How is promoting boiled peanuts similar to your work in PR?

It’s only similar in that what I’ve been doing is the media relations work that I’m comfortable with and enjoy. But it’s become a social media world, and that’s not something I do much. If I was really going to be that aggressive about it, I’d do my thing but hire some young people to do the social media marketing they know so well.

What are the most challenging parts about being a boiled peanut fan and promoter?

That might be that almost nobody in the Western United States has ever heard of a boiled peanut, much less tried one. I guess it’s a positive that it’s a novelty, so that’s interesting. On the other hand, some people think you’re nuts (no pun intended). Oddly, the biggest obstacle is people’s reluctance to try something new.
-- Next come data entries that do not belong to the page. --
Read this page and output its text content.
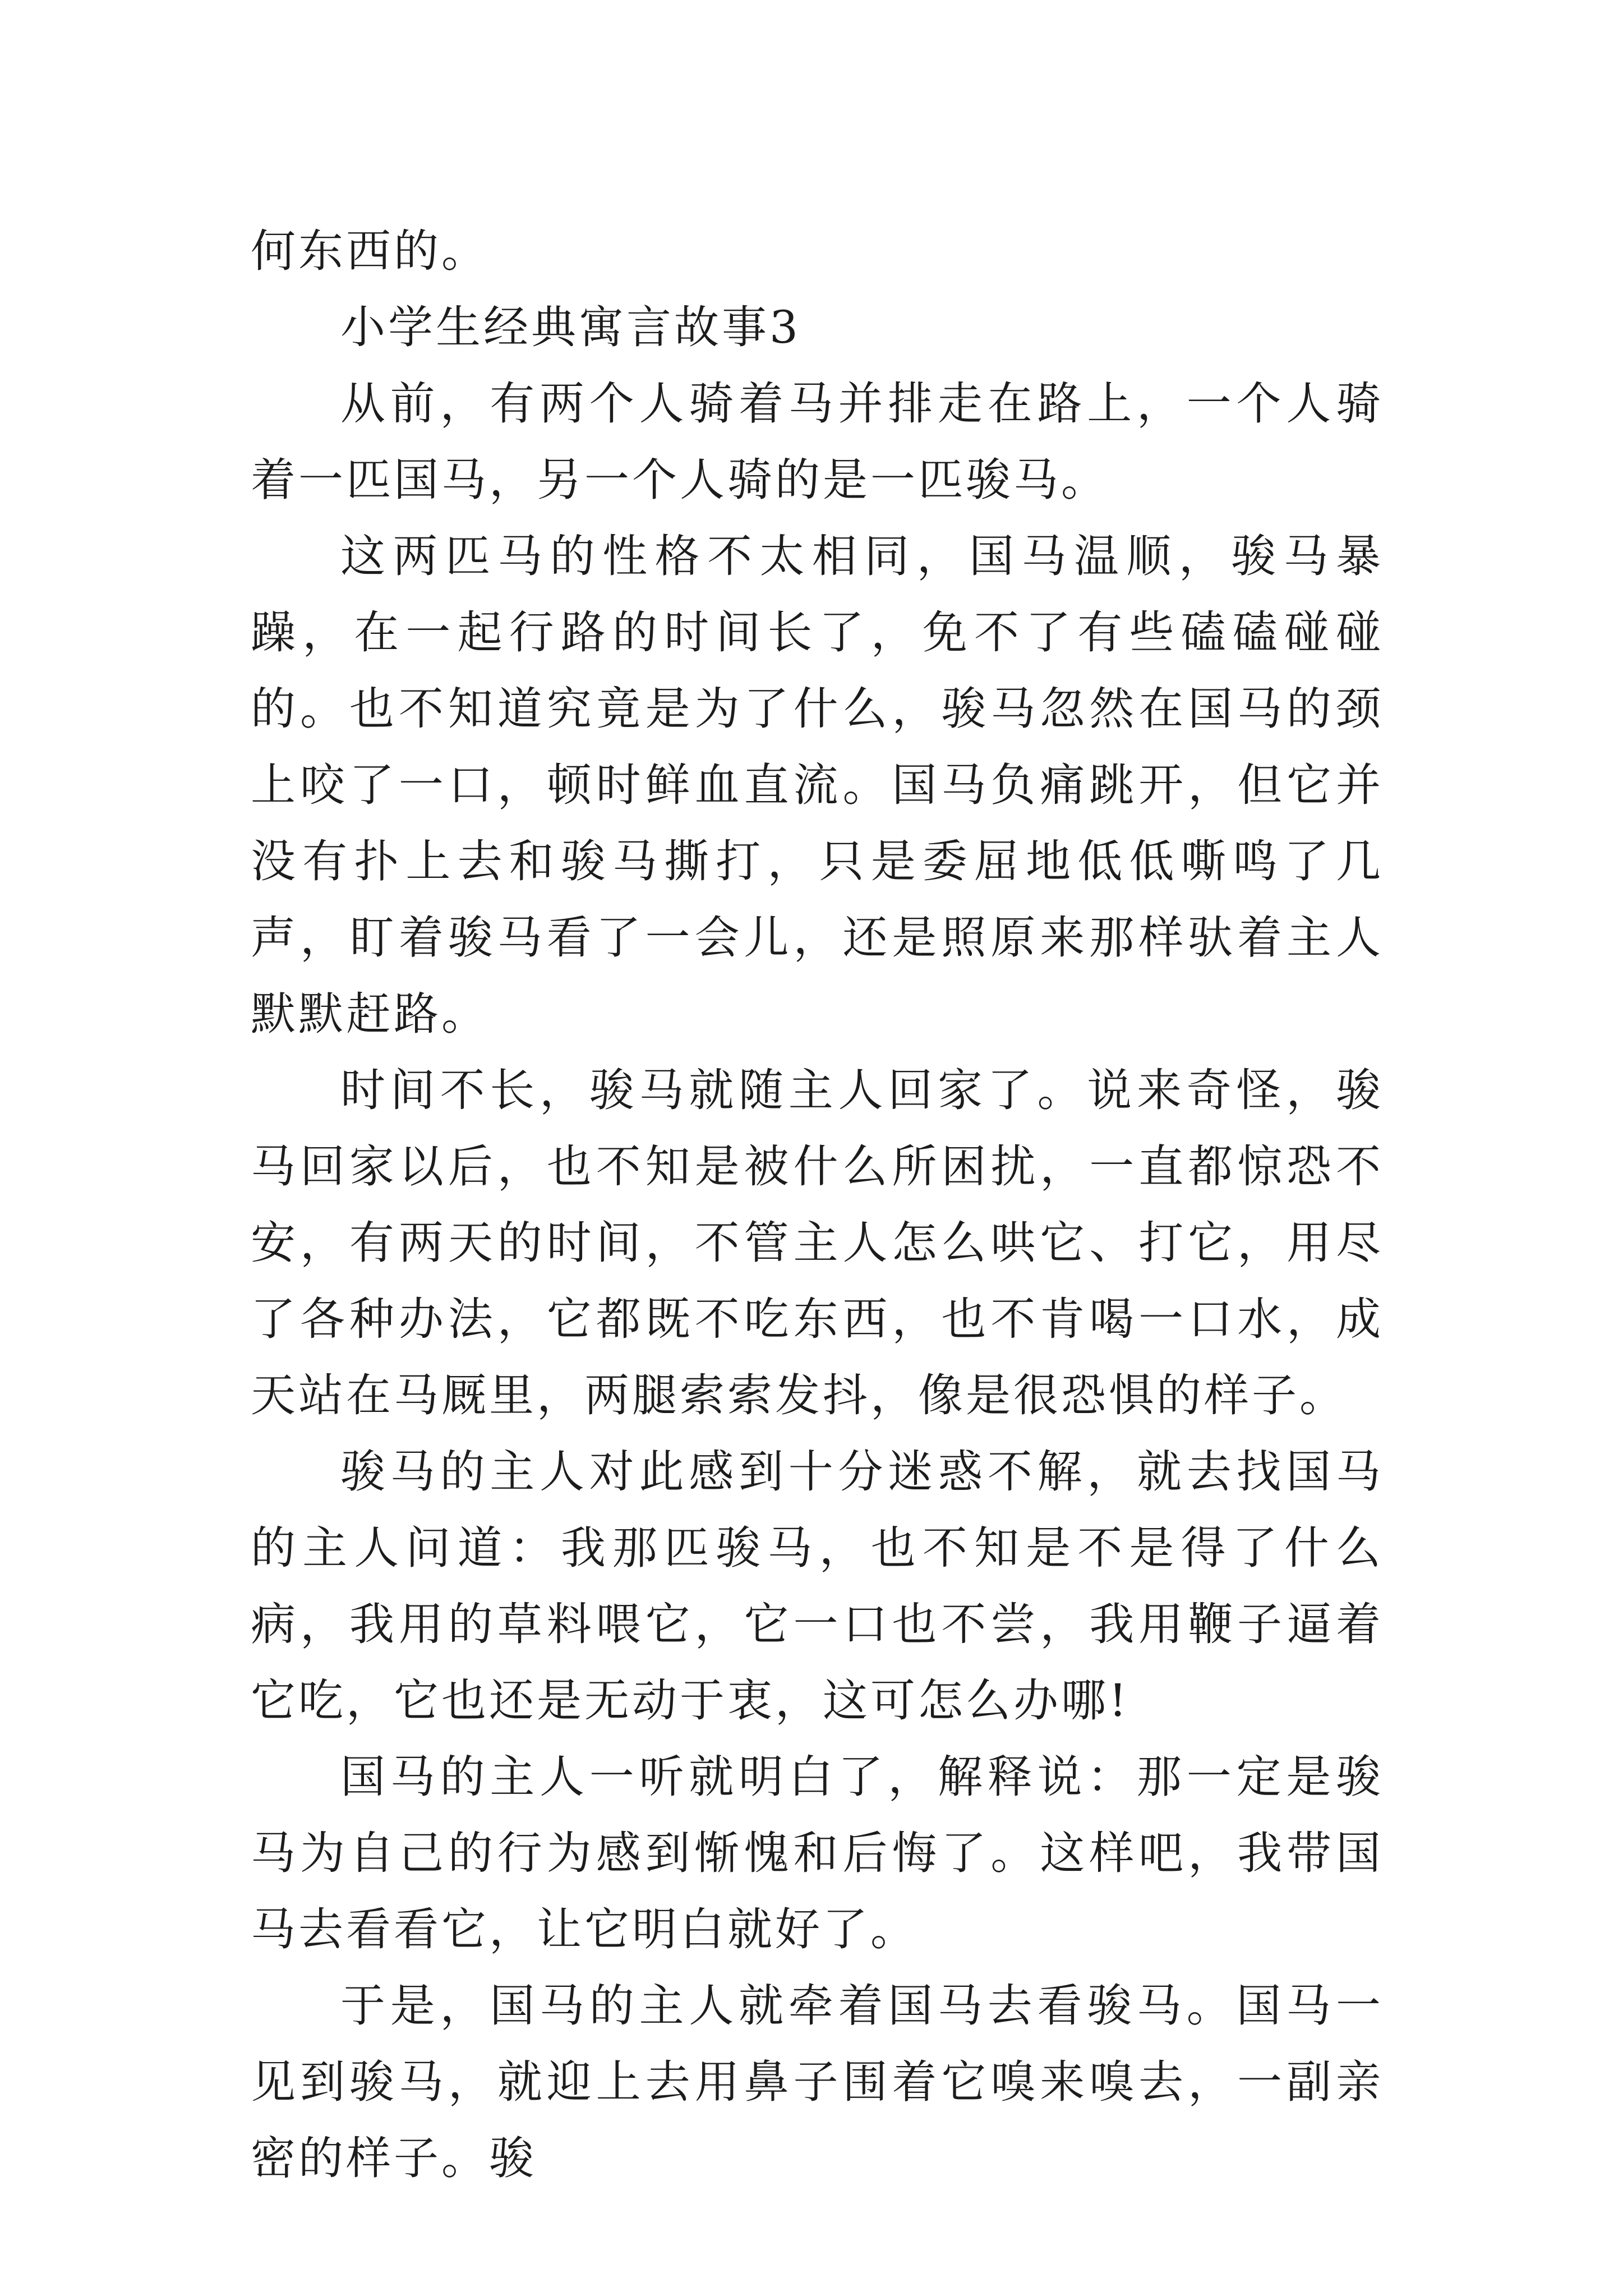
何东西的。

小学生经典寓言故事3

从前，有两个人骑着马并排走在路上，一个人骑着一匹国马，另一个人骑的是一匹骏马。

这两匹马的性格不太相同，国马温顺，骏马暴躁，在一起行路的时间长了，免不了有些磕磕碰碰的。也不知道究竟是为了什么，骏马忽然在国马的颈上咬了一口，顿时鲜血直流。国马负痛跳开，但它并没有扑上去和骏马撕打，只是委屈地低低嘶鸣了几声，盯着骏马看了一会儿，还是照原来那样驮着主人默默赶路。

时间不长，骏马就随主人回家了。说来奇怪，骏马回家以后，也不知是被什么所困扰，一直都惊恐不安，有两天的时间，不管主人怎么哄它、打它，用尽了各种办法，它都既不吃东西，也不肯喝一口水，成天站在马厩里，两腿索索发抖，像是很恐惧的样子。

骏马的主人对此感到十分迷惑不解，就去找国马的主人问道：我那匹骏马，也不知是不是得了什么病，我用的草料喂它，它一口也不尝，我用鞭子逼着它吃，它也还是无动于衷，这可怎么办哪!

国马的主人一听就明白了，解释说：那一定是骏马为自己的行为感到惭愧和后悔了。这样吧，我带国马去看看它，让它明白就好了。

于是，国马的主人就牵着国马去看骏马。国马一见到骏马，就迎上去用鼻子围着它嗅来嗅去，一副亲密的样子。骏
You wouldn’t think it would be that way because people talk a good game about being open-minded and willing to try something new. But you find that’s just talk, all foam and no beer.

What’s next for you?

That’s a good question. Opportunities just seem to appear. I think it’s more important to be ready to take advantage of them when they do happen rather than try to plan things too much.  I’ll probably go back to writing on outdoor subjects, since that combines two of my main interests in life. But you never know.

Cajun Boiled Peanuts



  • 1 cup Cajun seasoning
  • 4 pounds raw green peanuts
  • 1 cup salt
  • 10–14 tablespoons liquid Cajun crab boil


  • Combine seasoning, peanuts, and water in a large stockpot. Cover and soak for 8–24 hours. Drain and rinse.
  • Put peanuts, salt, and crab boil in a pot with 9 quarts of water and bring to boil.
  • Reduce to medium-low heat and cook until peanuts are tender, 6 hours or so, stirring occasionally. Add more water if needed to keep peanuts submerged.
  • Let stand one hour after removing from heat.
  • Serve immediately, or store for up to 1 week refrigerated in cooking liquid.